Flynn: Son of Crimson is not a Metroidvania.
I know this is a bit of an odd way to begin a review, but for me, it’s an important distinction to make. I was sold on the idea that this was a Metroidvania: it has been on several “upcoming Metroidvania” listings, I’ve seen a handful loop it in with others, and there has been at least some advertisement toward that effect. There are some very loose Metroidvania elements in it: you action platform your way across stages and alternate routes do open up later. But those alternate routes are more often a result of finding keys to unlock doors ala Mario than they are a Metroidvania.
Instead, the game plays like some of the old Super Nintendo or other platformers. That Mario comparison kind of holds water, as you have various stages which you can revisit at any point during the game. Each stage is a self contained area, upon which the titular Flynn can jump, dodge-roll, attack with his sword, or do a variety of other attacks (several of which are unlocked via purchase, which isn’t explained right out of the gate but can be intuited).
The game play is remarkably solid and very well polished. Everything feels crisp and responsive, and you can tell just by looking at the game that a lot of love went into it. I never felt like the controls or the game were working against me: it all felt very well put together and like it was made by people who knew what they were doing (which is more than I can say for some games *cough*Carrion*cough*).
You grow naturally throughout the game, and it happens at a pretty decent place. On top of the aforementioned purchasable upgrades (mostly health expansions, increased damage and special moves), Flynn receives various upgrades to his magic, usually involving a fungus guy sneezing on him.
There are also bosses, which is to be expected. Each comes at the end of the biome of stages you’ve completed (the above is the frozen peak biome, obviously), and they’re meant to test the various abilities that you’ve gathered thus far. They’re often well done, but the only ones I found particularly challenging were the final two. Most can be defeated simply by unlocking “Crimson Rage” mode, which is something that Flynn accumulates which allows him to essentially attack without stopping and with some invincibility.
The biomes are well polished, but not particularly imaginative or unique. There’s the island, forest, frozen mountain, cave, underwater cave, and swamp. They have a tendency to blend, and they moved from island to frozen mountain to cave to underwater cave, meaning the first chunk of the game was essentially exploring a lot of wet caves and areas. It got samey, not helped by the game’s odd padding decision.
See, every so often, the “Scourge” will invade the land, taking over a stage you’ve previously completed and forcing you to return to do a slightly upgraded version of the stage. This wouldn’t be so bad if there was any reward for doing so. But instead, they lock you out of exploring anything else, essentially punishing you by redoing a level you’ve already completed, and while it’s changed up, nothing else is added.
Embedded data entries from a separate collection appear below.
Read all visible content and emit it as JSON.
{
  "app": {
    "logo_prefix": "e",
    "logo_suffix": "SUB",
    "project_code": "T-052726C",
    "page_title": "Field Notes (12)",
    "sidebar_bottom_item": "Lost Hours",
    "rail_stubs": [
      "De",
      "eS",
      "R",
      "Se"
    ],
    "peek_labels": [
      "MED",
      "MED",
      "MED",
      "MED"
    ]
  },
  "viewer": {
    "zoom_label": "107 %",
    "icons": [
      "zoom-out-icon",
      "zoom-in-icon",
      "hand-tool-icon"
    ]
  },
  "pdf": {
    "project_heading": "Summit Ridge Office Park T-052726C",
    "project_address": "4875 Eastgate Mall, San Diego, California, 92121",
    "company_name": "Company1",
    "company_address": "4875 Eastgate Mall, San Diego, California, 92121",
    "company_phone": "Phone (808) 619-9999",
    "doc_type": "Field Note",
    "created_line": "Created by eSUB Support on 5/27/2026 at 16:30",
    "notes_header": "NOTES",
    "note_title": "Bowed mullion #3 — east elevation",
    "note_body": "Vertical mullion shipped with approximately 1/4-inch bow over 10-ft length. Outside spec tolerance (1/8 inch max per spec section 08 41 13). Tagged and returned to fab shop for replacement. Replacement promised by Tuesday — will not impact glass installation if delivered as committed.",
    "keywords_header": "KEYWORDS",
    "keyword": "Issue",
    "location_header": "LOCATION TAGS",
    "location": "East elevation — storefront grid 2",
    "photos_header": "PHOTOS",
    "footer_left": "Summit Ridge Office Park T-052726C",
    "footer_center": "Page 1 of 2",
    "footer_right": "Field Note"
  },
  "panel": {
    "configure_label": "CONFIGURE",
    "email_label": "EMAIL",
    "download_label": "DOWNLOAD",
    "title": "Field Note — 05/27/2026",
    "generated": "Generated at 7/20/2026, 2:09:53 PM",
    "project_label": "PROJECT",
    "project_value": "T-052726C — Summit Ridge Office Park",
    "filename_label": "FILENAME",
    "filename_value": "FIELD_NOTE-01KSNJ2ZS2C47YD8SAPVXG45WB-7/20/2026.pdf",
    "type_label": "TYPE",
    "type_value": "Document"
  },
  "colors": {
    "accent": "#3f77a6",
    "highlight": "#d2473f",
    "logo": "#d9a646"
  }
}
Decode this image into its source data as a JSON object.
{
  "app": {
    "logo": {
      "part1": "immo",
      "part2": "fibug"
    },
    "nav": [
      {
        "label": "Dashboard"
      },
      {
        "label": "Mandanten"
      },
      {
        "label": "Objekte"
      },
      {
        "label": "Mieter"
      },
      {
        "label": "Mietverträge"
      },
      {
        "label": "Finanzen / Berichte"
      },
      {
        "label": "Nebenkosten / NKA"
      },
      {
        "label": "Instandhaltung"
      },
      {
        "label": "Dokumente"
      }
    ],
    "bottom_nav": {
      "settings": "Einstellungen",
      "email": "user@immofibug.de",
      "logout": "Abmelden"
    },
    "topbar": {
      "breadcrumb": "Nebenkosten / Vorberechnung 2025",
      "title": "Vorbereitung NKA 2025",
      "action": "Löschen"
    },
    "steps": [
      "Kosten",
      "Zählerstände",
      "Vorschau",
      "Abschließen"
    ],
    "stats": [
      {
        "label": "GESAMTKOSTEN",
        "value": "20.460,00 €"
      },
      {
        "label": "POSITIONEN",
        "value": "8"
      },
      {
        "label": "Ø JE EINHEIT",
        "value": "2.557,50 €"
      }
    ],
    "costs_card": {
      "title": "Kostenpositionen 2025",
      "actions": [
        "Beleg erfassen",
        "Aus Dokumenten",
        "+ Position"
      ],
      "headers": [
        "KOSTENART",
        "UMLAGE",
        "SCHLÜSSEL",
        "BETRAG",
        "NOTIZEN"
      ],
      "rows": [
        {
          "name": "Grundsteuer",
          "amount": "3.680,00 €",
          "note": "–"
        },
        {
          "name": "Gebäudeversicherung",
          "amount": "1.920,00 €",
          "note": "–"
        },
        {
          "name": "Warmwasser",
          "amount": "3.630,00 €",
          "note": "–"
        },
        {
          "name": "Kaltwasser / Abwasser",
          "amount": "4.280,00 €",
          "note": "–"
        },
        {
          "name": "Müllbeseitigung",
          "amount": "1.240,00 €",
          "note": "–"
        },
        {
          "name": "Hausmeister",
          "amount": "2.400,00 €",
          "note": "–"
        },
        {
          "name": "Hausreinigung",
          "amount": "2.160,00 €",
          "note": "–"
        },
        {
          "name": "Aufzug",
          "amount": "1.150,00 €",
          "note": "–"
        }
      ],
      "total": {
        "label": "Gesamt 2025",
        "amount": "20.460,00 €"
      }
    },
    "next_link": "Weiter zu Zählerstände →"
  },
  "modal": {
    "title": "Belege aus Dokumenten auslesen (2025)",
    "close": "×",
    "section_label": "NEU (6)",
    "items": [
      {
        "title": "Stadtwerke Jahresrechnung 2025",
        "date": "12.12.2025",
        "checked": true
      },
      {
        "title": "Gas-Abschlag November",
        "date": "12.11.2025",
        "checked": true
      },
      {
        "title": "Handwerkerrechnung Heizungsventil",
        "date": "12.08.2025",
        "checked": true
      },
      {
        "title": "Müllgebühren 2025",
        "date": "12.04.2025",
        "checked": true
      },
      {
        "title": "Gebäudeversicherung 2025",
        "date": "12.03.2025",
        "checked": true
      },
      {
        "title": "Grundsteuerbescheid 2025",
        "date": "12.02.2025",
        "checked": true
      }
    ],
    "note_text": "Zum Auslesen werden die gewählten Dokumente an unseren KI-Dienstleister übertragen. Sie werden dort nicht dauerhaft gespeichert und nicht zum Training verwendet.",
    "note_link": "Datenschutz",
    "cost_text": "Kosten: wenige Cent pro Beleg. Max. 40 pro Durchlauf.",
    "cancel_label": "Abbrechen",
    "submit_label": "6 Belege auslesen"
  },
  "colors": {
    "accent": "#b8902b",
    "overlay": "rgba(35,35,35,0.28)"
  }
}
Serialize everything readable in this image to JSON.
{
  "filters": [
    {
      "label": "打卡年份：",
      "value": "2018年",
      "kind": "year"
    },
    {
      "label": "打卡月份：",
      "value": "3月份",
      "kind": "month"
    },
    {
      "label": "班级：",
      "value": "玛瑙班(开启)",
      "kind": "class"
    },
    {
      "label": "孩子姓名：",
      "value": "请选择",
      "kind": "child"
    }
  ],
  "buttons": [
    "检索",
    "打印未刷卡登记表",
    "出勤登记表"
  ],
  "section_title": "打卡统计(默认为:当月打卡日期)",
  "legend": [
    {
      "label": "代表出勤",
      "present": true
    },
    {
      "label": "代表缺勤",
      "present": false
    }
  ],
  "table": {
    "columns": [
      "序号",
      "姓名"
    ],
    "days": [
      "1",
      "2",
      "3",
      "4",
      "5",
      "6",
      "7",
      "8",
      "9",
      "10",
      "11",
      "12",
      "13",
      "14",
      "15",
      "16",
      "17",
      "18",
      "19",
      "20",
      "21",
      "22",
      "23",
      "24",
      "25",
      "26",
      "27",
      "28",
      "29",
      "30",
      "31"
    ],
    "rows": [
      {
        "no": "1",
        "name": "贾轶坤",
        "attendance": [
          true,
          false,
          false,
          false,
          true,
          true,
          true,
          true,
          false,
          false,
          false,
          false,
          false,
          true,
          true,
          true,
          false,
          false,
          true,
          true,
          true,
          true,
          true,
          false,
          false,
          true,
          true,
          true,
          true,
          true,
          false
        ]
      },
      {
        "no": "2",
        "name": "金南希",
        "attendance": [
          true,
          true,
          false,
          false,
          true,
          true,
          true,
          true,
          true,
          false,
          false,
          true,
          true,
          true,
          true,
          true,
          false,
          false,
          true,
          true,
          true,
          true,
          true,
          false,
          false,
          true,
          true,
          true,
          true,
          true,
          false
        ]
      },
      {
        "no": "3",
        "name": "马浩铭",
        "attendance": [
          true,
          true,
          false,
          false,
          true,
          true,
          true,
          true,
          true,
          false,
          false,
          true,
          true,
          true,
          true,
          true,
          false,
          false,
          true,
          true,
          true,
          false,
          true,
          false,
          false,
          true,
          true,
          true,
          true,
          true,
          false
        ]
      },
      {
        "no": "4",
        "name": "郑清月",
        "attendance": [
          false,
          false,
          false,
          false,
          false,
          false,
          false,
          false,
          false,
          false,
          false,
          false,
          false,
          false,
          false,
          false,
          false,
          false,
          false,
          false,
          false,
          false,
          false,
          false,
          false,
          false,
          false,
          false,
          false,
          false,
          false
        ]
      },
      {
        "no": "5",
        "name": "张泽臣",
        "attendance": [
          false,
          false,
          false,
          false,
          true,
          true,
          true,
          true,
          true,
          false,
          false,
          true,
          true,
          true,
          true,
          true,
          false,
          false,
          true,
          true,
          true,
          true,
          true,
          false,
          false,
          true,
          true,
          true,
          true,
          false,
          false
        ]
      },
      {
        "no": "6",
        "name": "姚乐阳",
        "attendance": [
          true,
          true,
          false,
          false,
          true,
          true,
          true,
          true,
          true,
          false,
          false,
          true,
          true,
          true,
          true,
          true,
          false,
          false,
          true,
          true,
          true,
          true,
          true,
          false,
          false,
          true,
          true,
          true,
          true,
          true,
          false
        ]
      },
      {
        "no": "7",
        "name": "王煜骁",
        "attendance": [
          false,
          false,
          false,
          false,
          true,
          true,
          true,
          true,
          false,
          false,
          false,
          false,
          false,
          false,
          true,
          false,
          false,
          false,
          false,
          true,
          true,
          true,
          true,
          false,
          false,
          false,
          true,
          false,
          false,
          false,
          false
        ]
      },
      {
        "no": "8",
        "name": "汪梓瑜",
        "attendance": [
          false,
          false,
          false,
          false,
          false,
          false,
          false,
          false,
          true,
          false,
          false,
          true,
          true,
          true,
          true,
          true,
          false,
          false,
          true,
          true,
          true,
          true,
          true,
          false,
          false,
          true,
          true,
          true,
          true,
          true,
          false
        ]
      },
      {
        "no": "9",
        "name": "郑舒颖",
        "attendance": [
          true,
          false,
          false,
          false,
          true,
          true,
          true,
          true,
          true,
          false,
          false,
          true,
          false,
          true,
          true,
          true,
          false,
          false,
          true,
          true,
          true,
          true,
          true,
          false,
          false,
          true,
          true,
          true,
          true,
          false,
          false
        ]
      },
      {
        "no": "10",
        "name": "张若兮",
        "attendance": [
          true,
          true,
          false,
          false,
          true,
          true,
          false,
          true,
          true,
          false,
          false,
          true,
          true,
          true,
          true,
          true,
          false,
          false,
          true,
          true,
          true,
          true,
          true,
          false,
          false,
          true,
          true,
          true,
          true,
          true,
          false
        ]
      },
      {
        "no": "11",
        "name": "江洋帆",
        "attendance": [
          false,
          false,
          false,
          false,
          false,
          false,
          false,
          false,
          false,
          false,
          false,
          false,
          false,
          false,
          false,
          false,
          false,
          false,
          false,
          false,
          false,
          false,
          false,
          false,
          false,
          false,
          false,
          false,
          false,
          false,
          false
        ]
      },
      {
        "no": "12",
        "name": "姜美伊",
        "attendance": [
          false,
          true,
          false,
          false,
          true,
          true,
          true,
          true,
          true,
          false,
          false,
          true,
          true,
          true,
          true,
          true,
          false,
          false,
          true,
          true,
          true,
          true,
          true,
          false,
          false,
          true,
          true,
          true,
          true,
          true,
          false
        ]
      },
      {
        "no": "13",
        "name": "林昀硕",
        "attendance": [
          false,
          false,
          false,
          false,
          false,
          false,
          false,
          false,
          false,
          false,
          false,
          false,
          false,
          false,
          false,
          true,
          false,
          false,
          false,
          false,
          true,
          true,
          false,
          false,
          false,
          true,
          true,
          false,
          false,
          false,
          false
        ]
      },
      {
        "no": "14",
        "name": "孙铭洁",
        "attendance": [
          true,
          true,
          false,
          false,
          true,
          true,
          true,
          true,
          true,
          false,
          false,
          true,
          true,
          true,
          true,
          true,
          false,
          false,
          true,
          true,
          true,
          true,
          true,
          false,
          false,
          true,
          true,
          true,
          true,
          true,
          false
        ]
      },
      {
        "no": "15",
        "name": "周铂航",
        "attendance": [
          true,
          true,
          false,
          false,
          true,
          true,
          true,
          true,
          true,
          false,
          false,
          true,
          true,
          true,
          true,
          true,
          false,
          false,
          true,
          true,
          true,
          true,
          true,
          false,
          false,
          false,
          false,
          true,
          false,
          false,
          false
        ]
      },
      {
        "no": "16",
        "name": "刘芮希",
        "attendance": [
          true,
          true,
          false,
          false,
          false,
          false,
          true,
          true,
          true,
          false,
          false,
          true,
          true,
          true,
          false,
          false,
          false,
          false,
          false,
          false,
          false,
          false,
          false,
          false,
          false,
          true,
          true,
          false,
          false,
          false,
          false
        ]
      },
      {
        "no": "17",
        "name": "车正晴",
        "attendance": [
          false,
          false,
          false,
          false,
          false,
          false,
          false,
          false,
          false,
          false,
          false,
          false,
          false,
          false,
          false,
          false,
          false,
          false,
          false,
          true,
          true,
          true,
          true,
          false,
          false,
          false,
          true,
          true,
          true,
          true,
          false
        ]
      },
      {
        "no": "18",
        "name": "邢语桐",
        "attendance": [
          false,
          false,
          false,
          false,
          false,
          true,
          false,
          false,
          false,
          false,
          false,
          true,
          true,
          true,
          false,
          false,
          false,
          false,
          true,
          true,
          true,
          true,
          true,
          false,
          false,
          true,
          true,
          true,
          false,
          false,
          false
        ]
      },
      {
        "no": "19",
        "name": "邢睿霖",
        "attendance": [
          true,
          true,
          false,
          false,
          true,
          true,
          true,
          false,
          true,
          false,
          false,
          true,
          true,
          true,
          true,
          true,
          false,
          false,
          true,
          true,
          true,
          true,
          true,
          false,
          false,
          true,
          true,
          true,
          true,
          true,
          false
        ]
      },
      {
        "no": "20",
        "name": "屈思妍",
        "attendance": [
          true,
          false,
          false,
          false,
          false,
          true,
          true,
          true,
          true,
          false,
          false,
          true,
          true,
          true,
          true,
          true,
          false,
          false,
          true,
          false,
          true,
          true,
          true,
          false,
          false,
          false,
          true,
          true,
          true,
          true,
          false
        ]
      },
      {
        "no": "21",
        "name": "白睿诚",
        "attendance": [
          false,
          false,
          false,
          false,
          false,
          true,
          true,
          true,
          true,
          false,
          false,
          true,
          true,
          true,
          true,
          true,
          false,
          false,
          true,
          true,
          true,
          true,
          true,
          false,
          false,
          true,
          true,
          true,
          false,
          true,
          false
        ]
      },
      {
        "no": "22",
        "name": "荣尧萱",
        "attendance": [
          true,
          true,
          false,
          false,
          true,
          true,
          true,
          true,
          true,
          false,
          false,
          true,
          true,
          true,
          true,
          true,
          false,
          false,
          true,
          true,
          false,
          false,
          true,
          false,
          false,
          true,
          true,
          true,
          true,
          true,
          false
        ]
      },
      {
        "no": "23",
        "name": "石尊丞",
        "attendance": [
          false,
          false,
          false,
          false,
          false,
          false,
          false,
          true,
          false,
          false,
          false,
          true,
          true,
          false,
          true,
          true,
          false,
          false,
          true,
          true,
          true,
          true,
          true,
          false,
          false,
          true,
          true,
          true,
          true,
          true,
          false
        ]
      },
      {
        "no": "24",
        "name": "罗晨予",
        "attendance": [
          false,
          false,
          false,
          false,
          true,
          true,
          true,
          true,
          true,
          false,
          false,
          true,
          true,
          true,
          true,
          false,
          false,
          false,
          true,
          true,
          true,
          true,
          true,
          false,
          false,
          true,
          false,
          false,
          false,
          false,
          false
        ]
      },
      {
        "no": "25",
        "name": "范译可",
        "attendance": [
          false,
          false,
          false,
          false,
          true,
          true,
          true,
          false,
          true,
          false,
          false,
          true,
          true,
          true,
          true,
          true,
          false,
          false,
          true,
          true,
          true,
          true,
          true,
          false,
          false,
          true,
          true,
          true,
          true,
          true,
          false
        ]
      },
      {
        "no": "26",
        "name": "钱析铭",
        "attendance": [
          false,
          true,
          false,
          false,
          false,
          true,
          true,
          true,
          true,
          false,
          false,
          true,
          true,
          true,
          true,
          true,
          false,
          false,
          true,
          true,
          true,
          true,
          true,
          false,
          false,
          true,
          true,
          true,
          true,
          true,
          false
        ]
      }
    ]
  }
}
It’s padding, plain and simple.
By now it may be noticeable that I haven’t touched on the story much. There is one, though it’s relatively loose and a little light. Flynn has inherited the power of Crimson from his mother (spoilers: she’s a goddess and she talks to him). The scourge is being released by Zeamus (no relation to Zeromus of Final Fantasy fame I’m sure), who wants to infect the world for reasons that aren’t well explained or I somehow entirely missed.
Oh, and he damages your dog. There’s a dog; she’s arguably part of the coolest part. The driving force is healing the dog, so at least the creators knew how to hit players where we’d be interested.
The story is told via wordless comic book style cutscenes, which would be cool. Again: there’s really nothing new here.
In summary, Flynn: Son of Crimson seems to want to invoke the old feelings of playing a really good Super Nintendo platform. It’s all kinds of stylish, with responsive controls, excellent graphics, and some pretty good music if you’re cool with folk tunes (everything is folk). However, it feels as rather lacking, with a story and world that offer nothing new to the players, a progression system that could use a bit expanding, and some unnecessary padding.
If you’re really into the retro scene or want a game that invokes that SNES feel, this would probably hit you well Otherwise, it’s not quite worth it as far as experiences go, and it’s certainly not a Metroidvania. I’m not likely to boot this one up or play it ever again, but at the same time, I didn’t push myself to finish it.
5 a perfectly average game. Objectively it may be closer to a 6 or a 7, as it’s well polished, but I was sold on this by “Metroidvania,” which it’s definitely not (and I’m too into story to rate it higher than average).